Elle fut d'abord révélée à une humble religieuse, et cette révélation fut le secret du cloître, avant d'être la grande nouvelle
dans l'assemblée des fidèles. L'institut vénérable de la Visitation, fondé par saint François de Sales, fut celui que Dieu choisit pour y faire connaître l'œuvre de sa douce puissance, par le
moyen de la vénérable Mère Marguerite-Marie Alacoque, comme pour glorifier davantage, par ce moyen, la doctrine du saint évêque de Genève, si éloignée du pharisaïsme de la secte, et il voulut
aussi que la servante de Dieu fût aidée dans ce grand œuvre par le P. de la Colombière, jésuite, comme pour manifester sa divine satisfaction à l'égard d'une société dont les membres firent
paraître, dans les luttes de la foi, à cette époque de scandales, un courage d'autant plus précieux à l'Église, qu'alors même elle voyait fléchir momentanément plusieurs milices sur la fidélité
desquelles elle avait eu droit de compter.

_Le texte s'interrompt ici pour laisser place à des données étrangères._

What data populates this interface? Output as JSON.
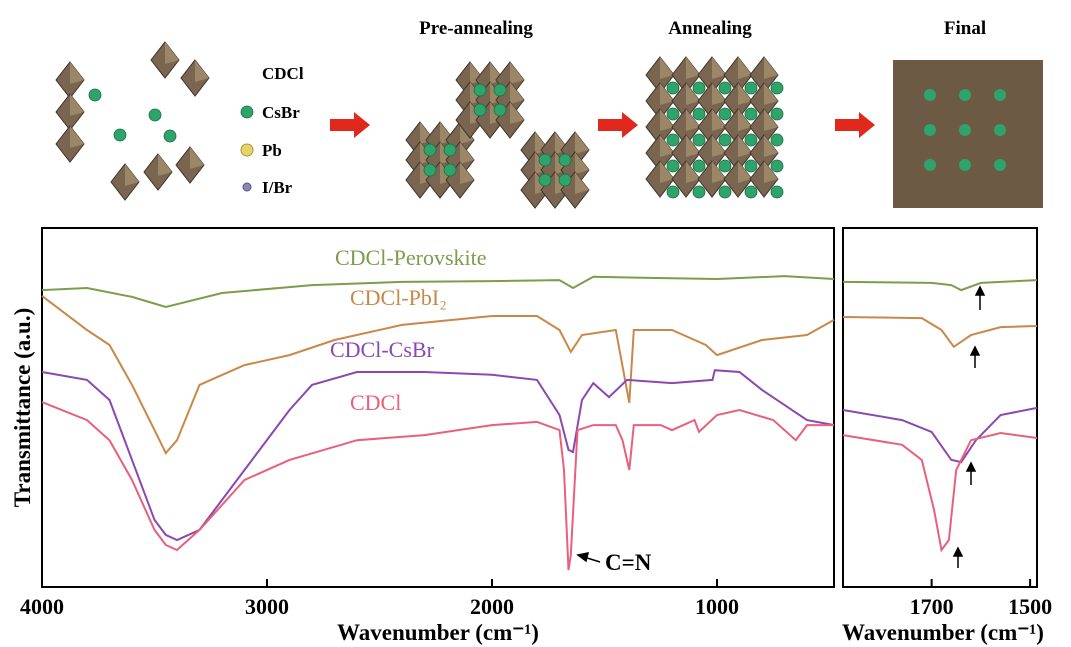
{
  "schematic": {
    "stages": [
      "Pre-annealing",
      "Annealing",
      "Final"
    ],
    "legend": [
      "CDCl",
      "CsBr",
      "Pb",
      "I/Br"
    ]
  },
  "chart_data": [
    {
      "type": "line",
      "xlabel": "Wavenumber (cm⁻¹)",
      "ylabel": "Transmittance (a.u.)",
      "annotation": "C=N",
      "xlim": [
        4000,
        480
      ],
      "xticks": [
        4000,
        3000,
        2000,
        1000
      ],
      "ylim": [
        0,
        100
      ],
      "series": [
        {
          "name": "CDCl-Perovskite",
          "color": "#7d9c4c",
          "x": [
            4000,
            3800,
            3600,
            3450,
            3200,
            2800,
            2400,
            2000,
            1700,
            1640,
            1550,
            1300,
            1000,
            700,
            480
          ],
          "values": [
            82.7,
            83.3,
            80.8,
            78.0,
            81.9,
            84.1,
            85.0,
            85.2,
            85.5,
            83.3,
            86.4,
            86.1,
            85.8,
            86.6,
            85.8
          ]
        },
        {
          "name": "CDCl-PbI₂",
          "color": "#c98848",
          "x": [
            4000,
            3800,
            3700,
            3600,
            3500,
            3450,
            3400,
            3300,
            3100,
            2900,
            2700,
            2400,
            2000,
            1800,
            1700,
            1650,
            1600,
            1450,
            1390,
            1370,
            1200,
            1050,
            1000,
            800,
            600,
            480
          ],
          "values": [
            81.1,
            71.6,
            67.4,
            56.3,
            43.7,
            37.3,
            40.9,
            56.3,
            61.8,
            64.6,
            68.8,
            73.0,
            75.5,
            75.5,
            71.6,
            65.5,
            70.2,
            71.6,
            51.3,
            71.6,
            71.6,
            67.4,
            64.6,
            68.8,
            70.2,
            74.4
          ]
        },
        {
          "name": "CDCl-CsBr",
          "color": "#8a48b0",
          "x": [
            4000,
            3800,
            3700,
            3600,
            3500,
            3450,
            3400,
            3300,
            3100,
            2900,
            2800,
            2600,
            2300,
            2000,
            1800,
            1700,
            1660,
            1640,
            1600,
            1550,
            1480,
            1400,
            1200,
            1020,
            1010,
            900,
            800,
            600,
            480
          ],
          "values": [
            59.9,
            57.7,
            52.1,
            35.4,
            18.7,
            14.5,
            13.1,
            15.9,
            32.6,
            49.3,
            56.3,
            59.9,
            59.9,
            59.1,
            57.7,
            47.9,
            38.2,
            37.6,
            52.1,
            56.8,
            52.9,
            57.7,
            56.8,
            57.7,
            60.4,
            59.9,
            54.9,
            46.5,
            45.1
          ]
        },
        {
          "name": "CDCl",
          "color": "#e8607c",
          "x": [
            4000,
            3800,
            3700,
            3600,
            3500,
            3450,
            3400,
            3300,
            3100,
            2900,
            2600,
            2300,
            2000,
            1800,
            1700,
            1680,
            1660,
            1650,
            1620,
            1550,
            1450,
            1420,
            1390,
            1370,
            1250,
            1200,
            1100,
            1080,
            1000,
            900,
            750,
            650,
            600,
            480
          ],
          "values": [
            51.5,
            46.5,
            40.9,
            29.8,
            15.9,
            11.7,
            10.3,
            15.9,
            29.8,
            35.4,
            40.9,
            42.3,
            45.1,
            46.0,
            43.7,
            32.6,
            4.7,
            8.9,
            43.7,
            45.1,
            45.1,
            40.9,
            32.6,
            45.1,
            45.1,
            43.7,
            46.5,
            43.2,
            47.9,
            49.3,
            46.5,
            40.9,
            45.1,
            45.1
          ]
        }
      ]
    },
    {
      "type": "line",
      "xlabel": "Wavenumber (cm⁻¹)",
      "xlim": [
        1880,
        1486
      ],
      "xticks": [
        1700,
        1500
      ],
      "ylim": [
        0,
        100
      ],
      "series": [
        {
          "color": "#7d9c4c",
          "x": [
            1880,
            1700,
            1660,
            1640,
            1600,
            1486
          ],
          "values": [
            85.0,
            84.7,
            84.1,
            82.7,
            84.7,
            85.5
          ]
        },
        {
          "color": "#c98848",
          "x": [
            1880,
            1720,
            1680,
            1655,
            1620,
            1560,
            1486
          ],
          "values": [
            75.2,
            74.9,
            71.6,
            66.9,
            70.2,
            72.4,
            72.7
          ]
        },
        {
          "color": "#8a48b0",
          "x": [
            1880,
            1760,
            1700,
            1660,
            1640,
            1610,
            1560,
            1486
          ],
          "values": [
            49.3,
            46.5,
            43.2,
            35.4,
            34.8,
            40.9,
            47.9,
            49.9
          ]
        },
        {
          "color": "#e8607c",
          "x": [
            1880,
            1760,
            1720,
            1695,
            1680,
            1665,
            1650,
            1620,
            1560,
            1486
          ],
          "values": [
            42.3,
            39.6,
            35.4,
            21.4,
            10.3,
            13.1,
            32.6,
            40.9,
            42.9,
            41.5
          ]
        }
      ]
    }
  ]
}
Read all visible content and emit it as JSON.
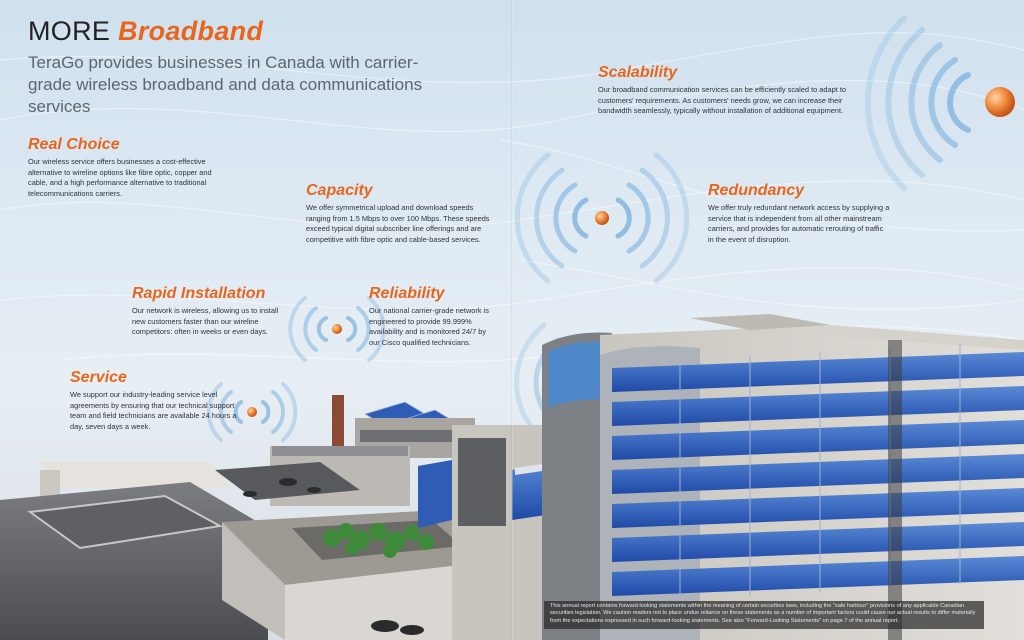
{
  "header": {
    "title_prefix": "MORE",
    "title_accent": "Broadband",
    "subtitle": "TeraGo provides businesses in Canada with carrier-grade wireless broadband and data communications services"
  },
  "sections": {
    "real_choice": {
      "title": "Real Choice",
      "body": "Our wireless service offers businesses a cost-effective alternative to wireline options like fibre optic, copper and cable, and a high performance alternative to traditional telecommunications carriers."
    },
    "capacity": {
      "title": "Capacity",
      "body": "We offer symmetrical upload and download speeds ranging from 1.5 Mbps to over 100 Mbps. These speeds exceed typical digital subscriber line offerings and are competitive with fibre optic and cable-based services."
    },
    "rapid_installation": {
      "title": "Rapid Installation",
      "body": "Our network is wireless, allowing us to install new customers faster than our wireline competitors: often in weeks or even days."
    },
    "reliability": {
      "title": "Reliability",
      "body": "Our national carrier-grade network is engineered to provide 99.999% availability and is monitored 24/7 by our Cisco qualified technicians."
    },
    "service": {
      "title": "Service",
      "body": "We support our industry-leading service level agreements by ensuring that our technical support team and field technicians are available 24 hours a day, seven days a week."
    },
    "scalability": {
      "title": "Scalability",
      "body": "Our broadband communication services can be efficiently scaled to adapt to customers' requirements. As customers' needs grow, we can increase their bandwidth seamlessly, typically without installation of additional equipment."
    },
    "redundancy": {
      "title": "Redundancy",
      "body": "We offer truly redundant network access by supplying a service that is independent from all other mainstream carriers, and provides for automatic rerouting of traffic in the event of disruption."
    }
  },
  "footer": {
    "disclaimer": "This annual report contains forward-looking statements within the meaning of certain securities laws, including the \"safe harbour\" provisions of any applicable Canadian securities legislation. We caution readers not to place undue reliance on these statements as a number of important factors could cause our actual results to differ materially from the expectations expressed in such forward-looking statements. See also \"Forward-Looking Statements\" on page 7 of the annual report."
  },
  "colors": {
    "accent": "#e8661c",
    "signal_blue": "#5b9fd6",
    "building_glass": "#2f5db5"
  },
  "icons": [
    "wireless-signal-icon"
  ]
}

Ce fut en 1678, dans le monastère de la Visitation de Moulins, que le culte extérieur du Cœur de Jésus commença ; il ne fut
inauguré à Paray même que huit ans plus tard. Depuis, l'Église entière, province par province, l'a reçu, et cette admission libre et successive offre un spectacle plus atterrant peut-être pour
les novateurs, que l'adhésion simultanée qu'eût produite un décret apostolique.
Enregistrons les principaux faits qui signalèrent cette marche triomphante du culte de l'amour de Jésus-Christ pour les hommes.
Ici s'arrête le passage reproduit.